25 de noviembre de 2016 | Joaquín Rayego Gutiérrez
Canción de Otoño
Canción de Otoño
Hace pocas fechas se acaba de cumplir el 150 aniversario del nacimiento de uno de los escritores que más prestigio ha dado a la lengua castellana: el gallego D. Ramón María del Valle Inclán, creador de inolvidables personajes de ficción, como Max Estrella, el poeta ciego de “Luces de bohemia”, o como el protagonista de las “Sonatas”: el Marqués de Bradomín.
En “Sonata de Otoño”, prosa modernista de líricos acentos, asistimos a la caída de la hoja de un calendario amoroso presidido por el reencuentro sentimental de ese viejo D. Juan que es el Marqués de Bradomín ─ personaje “feo, católico y sentimental”, dotado de un personalísimo encanto─, con la otoñal Dª Concha.
Desde su lecho de muerte, en el pazo de Meirás, la enamorada verá brotar en los brazos de su amado los ecos de una historia pasada, el ardor del deseo, y una extraña llama juvenil:
“Concha me llamaba desde el jardín, con alegres voces.
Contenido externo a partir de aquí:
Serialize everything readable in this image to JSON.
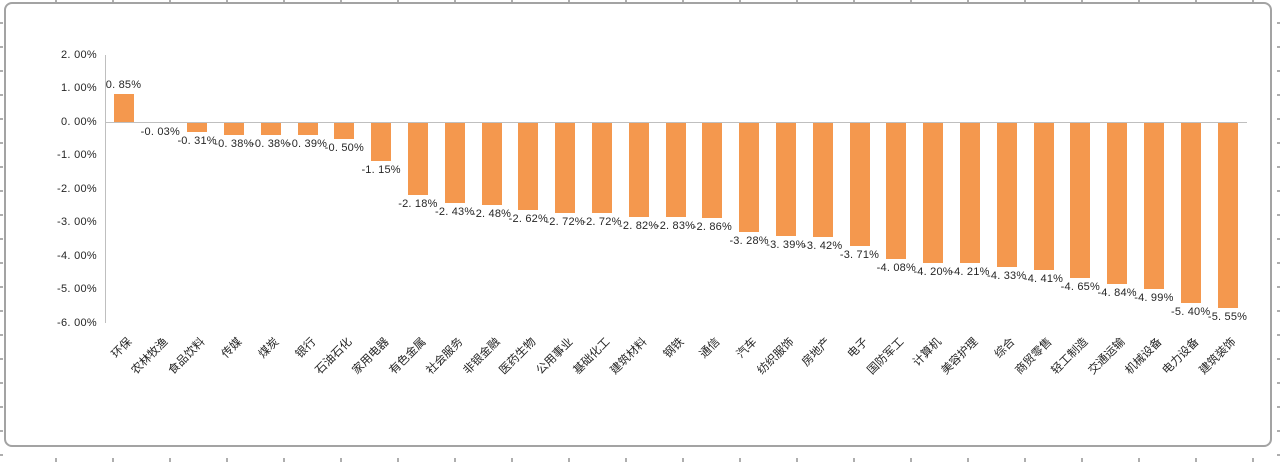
{
  "chart_data": {
    "type": "bar",
    "title": "",
    "xlabel": "",
    "ylabel": "",
    "grid": false,
    "legend": false,
    "bar_color": "#F4984E",
    "axis_color": "#BFBFBF",
    "text_color": "#262626",
    "category_label_rotation_deg": -45,
    "categories": [
      "环保",
      "农林牧渔",
      "食品饮料",
      "传媒",
      "煤炭",
      "银行",
      "石油石化",
      "家用电器",
      "有色金属",
      "社会服务",
      "非银金融",
      "医药生物",
      "公用事业",
      "基础化工",
      "建筑材料",
      "钢铁",
      "通信",
      "汽车",
      "纺织服饰",
      "房地产",
      "电子",
      "国防军工",
      "计算机",
      "美容护理",
      "综合",
      "商贸零售",
      "轻工制造",
      "交通运输",
      "机械设备",
      "电力设备",
      "建筑装饰"
    ],
    "values": [
      0.85,
      -0.03,
      -0.31,
      -0.38,
      -0.38,
      -0.39,
      -0.5,
      -1.15,
      -2.18,
      -2.43,
      -2.48,
      -2.62,
      -2.72,
      -2.72,
      -2.82,
      -2.83,
      -2.86,
      -3.28,
      -3.39,
      -3.42,
      -3.71,
      -4.08,
      -4.2,
      -4.21,
      -4.33,
      -4.41,
      -4.65,
      -4.84,
      -4.99,
      -5.4,
      -5.55
    ],
    "data_labels": [
      "0. 85%",
      "-0. 03%",
      "-0. 31%",
      "-0. 38%",
      "-0. 38%",
      "-0. 39%",
      "-0. 50%",
      "-1. 15%",
      "-2. 18%",
      "-2. 43%",
      "-2. 48%",
      "-2. 62%",
      "-2. 72%",
      "-2. 72%",
      "-2. 82%",
      "-2. 83%",
      "-2. 86%",
      "-3. 28%",
      "-3. 39%",
      "-3. 42%",
      "-3. 71%",
      "-4. 08%",
      "-4. 20%",
      "-4. 21%",
      "-4. 33%",
      "-4. 41%",
      "-4. 65%",
      "-4. 84%",
      "-4. 99%",
      "-5. 40%",
      "-5. 55%"
    ],
    "y_axis": {
      "tick_labels": [
        "2. 00%",
        "1. 00%",
        "0. 00%",
        "-1. 00%",
        "-2. 00%",
        "-3. 00%",
        "-4. 00%",
        "-5. 00%",
        "-6. 00%"
      ],
      "tick_values": [
        2,
        1,
        0,
        -1,
        -2,
        -3,
        -4,
        -5,
        -6
      ],
      "ylim": [
        -6,
        2
      ]
    }
  }
}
Salí a la solana, tibia y dorada
al sol mañanero. El campo tenía una emoción latina de yuntas, de vendimias y de
labranzas. Concha estaba al pie de la solana:
─ ¿Tienes ahí a Florisel? ─ ¿Florisel es el paje? ─ Sí.
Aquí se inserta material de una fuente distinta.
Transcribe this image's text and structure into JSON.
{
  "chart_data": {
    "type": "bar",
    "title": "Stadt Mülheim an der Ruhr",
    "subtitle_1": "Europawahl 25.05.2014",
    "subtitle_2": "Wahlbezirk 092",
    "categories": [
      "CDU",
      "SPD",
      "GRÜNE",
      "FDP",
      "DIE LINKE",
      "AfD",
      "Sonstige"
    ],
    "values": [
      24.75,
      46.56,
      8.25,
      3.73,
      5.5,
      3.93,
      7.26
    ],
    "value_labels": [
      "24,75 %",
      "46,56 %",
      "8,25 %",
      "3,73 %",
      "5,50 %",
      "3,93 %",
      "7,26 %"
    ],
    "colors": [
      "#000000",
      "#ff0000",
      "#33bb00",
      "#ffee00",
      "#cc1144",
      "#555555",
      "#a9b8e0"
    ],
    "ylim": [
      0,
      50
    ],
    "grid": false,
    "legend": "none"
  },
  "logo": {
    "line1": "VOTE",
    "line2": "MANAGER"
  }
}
─ Parece bautizado por las hadas. ─ Yo soy su madrina. Mándamelo. ─ ¿Qué le
quieres?
─ Decirle que te suba estas rosas.
Y Concha me enseñó su falda donde se deshojaban las rosas, todavía cubiertas de
rocío, desbordando alegremente como el fruto ideal de unos amores que sólo
floreciesen en los besos:
─ Todas son para ti. Estoy desnudando el jardín.”
En un otoño desierto y gris, con su perro “Bel Ami” de la mano, el poeta paseaba su soledad de hombre ciego, y soñaba con las cercanas cumbres de El Guadarrama.
Su origen era andaluz. Su paraíso soñado, París. Se llamaba Alejandro Sawa.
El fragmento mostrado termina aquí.